Non è un tema da sottovalutare perché l’alto rischio si manifesta – per esempio – in un’apparecchiatura medicale come la Tac, i cui ultimi modelli hanno dimostrato di essere in grado di proporre diagnosi grazie all’AI. Ma vale anche per i sistemi intelligenti che gestiscono reti idriche, i robot autonomi, gli algoritmi che condizionano l’erogazione di mutui e polizze assicurative.

L’AI nel perimetro della sicurezza dei prodotti

Quanto l’AI riguarda la sicurezza dei prodotti deve passare al vaglio degli esperti che assicurano la conformità alle normative. Da ricordare, peraltro, che l’intelligenza artificiale non sfiora solo gli ambiti della sicurezza ma anche la data protection, la trasparenza e l’etica. In tal senso l’Unione europea ha stabilito un processo specifico all’interno dell’AI Act e almeno su questo fronte non incide più di tanto l’attuale stallo del ddl italiano sull’intelligenza artificiale, arenato in Senato da diversi mesi.
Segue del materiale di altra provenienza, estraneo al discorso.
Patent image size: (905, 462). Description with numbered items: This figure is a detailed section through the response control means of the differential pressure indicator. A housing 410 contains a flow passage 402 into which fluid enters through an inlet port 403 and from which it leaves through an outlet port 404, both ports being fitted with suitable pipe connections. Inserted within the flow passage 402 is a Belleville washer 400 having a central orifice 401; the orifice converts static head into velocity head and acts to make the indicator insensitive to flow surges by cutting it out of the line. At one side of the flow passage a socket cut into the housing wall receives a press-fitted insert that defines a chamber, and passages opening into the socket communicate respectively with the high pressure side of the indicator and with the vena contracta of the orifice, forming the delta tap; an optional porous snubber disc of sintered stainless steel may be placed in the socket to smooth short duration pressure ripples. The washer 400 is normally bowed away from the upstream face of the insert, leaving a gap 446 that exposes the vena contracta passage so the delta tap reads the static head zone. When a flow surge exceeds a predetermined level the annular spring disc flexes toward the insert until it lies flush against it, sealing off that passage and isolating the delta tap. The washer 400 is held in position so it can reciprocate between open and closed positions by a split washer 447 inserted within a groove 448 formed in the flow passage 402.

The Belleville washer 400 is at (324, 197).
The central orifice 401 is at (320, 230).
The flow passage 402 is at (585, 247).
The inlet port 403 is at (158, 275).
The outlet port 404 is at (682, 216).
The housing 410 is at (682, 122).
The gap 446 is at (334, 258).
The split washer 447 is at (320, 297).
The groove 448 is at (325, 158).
Il tema di fondo è che i prodotti con intelligenza artificiale ad alto rischio richiederanno un sistema simile alla marcatura CE, e quindi un’attestazione della conformità, che può essere assicurata solo da un organismo notificato, accreditato dall’ente unico di accreditamento nazionale. In Italia quest’ultimo si chiama Accredia e di fatto è il certificatore delle realtà che certificano. Il suo compito è attestare la competenza dei laboratori e degli organismi che verificano la conformità di prodotti, servizi e professionisti agli standard di riferimento, facilitandone la circolazione, anche a livello internazionale. Vale anche per l’intelligenza artificiale.
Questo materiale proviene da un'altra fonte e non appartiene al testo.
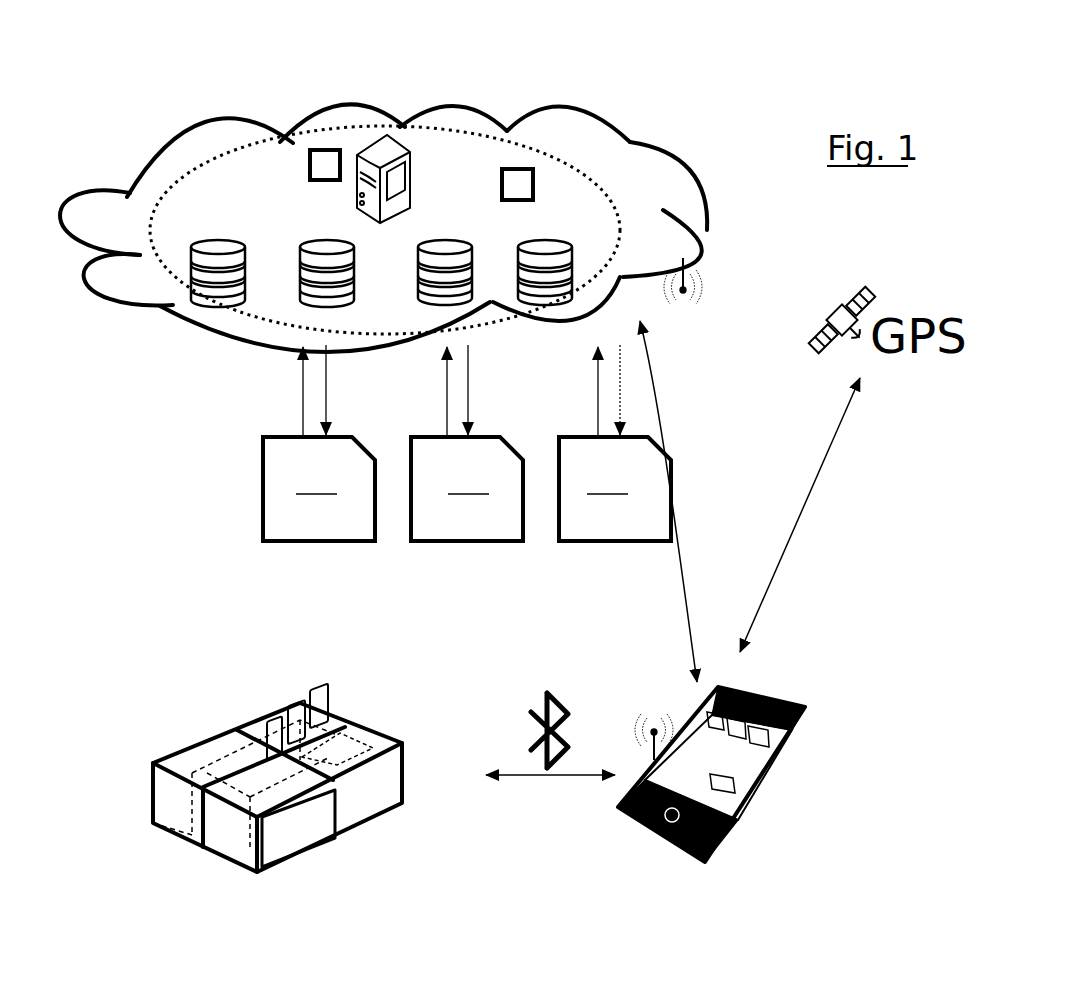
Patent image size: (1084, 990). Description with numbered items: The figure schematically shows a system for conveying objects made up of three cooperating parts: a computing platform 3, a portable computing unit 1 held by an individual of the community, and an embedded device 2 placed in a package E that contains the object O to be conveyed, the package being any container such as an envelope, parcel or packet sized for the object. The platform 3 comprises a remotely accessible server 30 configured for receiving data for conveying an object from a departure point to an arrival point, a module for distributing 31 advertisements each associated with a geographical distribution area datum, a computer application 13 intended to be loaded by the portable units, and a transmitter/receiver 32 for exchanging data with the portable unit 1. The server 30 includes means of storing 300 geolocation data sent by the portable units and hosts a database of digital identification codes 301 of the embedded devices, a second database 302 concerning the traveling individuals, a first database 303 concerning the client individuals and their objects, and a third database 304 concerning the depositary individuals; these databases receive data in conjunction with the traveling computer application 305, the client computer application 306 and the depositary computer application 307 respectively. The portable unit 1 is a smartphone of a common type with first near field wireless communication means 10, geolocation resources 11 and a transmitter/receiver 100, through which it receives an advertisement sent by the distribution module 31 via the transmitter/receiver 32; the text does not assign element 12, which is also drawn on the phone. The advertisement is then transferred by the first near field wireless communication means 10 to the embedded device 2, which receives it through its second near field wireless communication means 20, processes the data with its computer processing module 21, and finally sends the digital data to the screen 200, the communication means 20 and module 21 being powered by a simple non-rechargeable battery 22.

The portable computing unit 1 is at (779, 720).
The first near field wireless communication means 10 is at (735, 685).
The geolocation resources 11 is at (757, 687).
The applications 12 is at (770, 733).
The computer application 13 is at (513, 167).
The transmitter/receiver 100 is at (683, 748).
The embedded device 2 is at (296, 802).
The second near field wireless communication means 20 is at (270, 867).
The computer processing module 21 is at (292, 855).
The non-rechargeable battery 22 is at (322, 843).
The screen 200 is at (343, 743).
The package E is at (191, 733).
The object O is at (367, 797).
The computing platform 3 is at (200, 167).
The server 30 is at (380, 143).
The distribution module 31 is at (313, 147).
The transmitter/receiver 32 is at (706, 257).
The means of storing geolocation data 300 is at (402, 127).
The database of digital identification codes 301 is at (197, 240).
The second database 302 is at (327, 240).
The first database 303 is at (453, 237).
The third database 304 is at (547, 237).
The traveling computer application 305 is at (319, 443).
The client computer application 306 is at (467, 443).
The depositary computer application 307 is at (615, 443).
L’AI Act ha posto un perimetro, ma che cosa noi faremo all’interno è ancora da decidere. Un po’ come se fosse stato deciso un principio in attesa di stabilire le regole attuative. Le norme tecniche, in pratica, stabiliranno in che modo ci si debba adeguare ai vari requisiti dell’AI Act, specificando processi e metodologie che le organizzazioni dovranno implementare per rendere i loro sistemi di AI sicuri”, spiega Piercosma Bisconti, ricercatore del Cini, il Consorzio Interuniversitario nazionale per l’informatica. Praticamente non sono ancora stati stabiliti i requisiti tecnici, volti a minimizzare il rischio, tra le quali misure di cybersicurezza, qualità del data set, sorveglianza umana.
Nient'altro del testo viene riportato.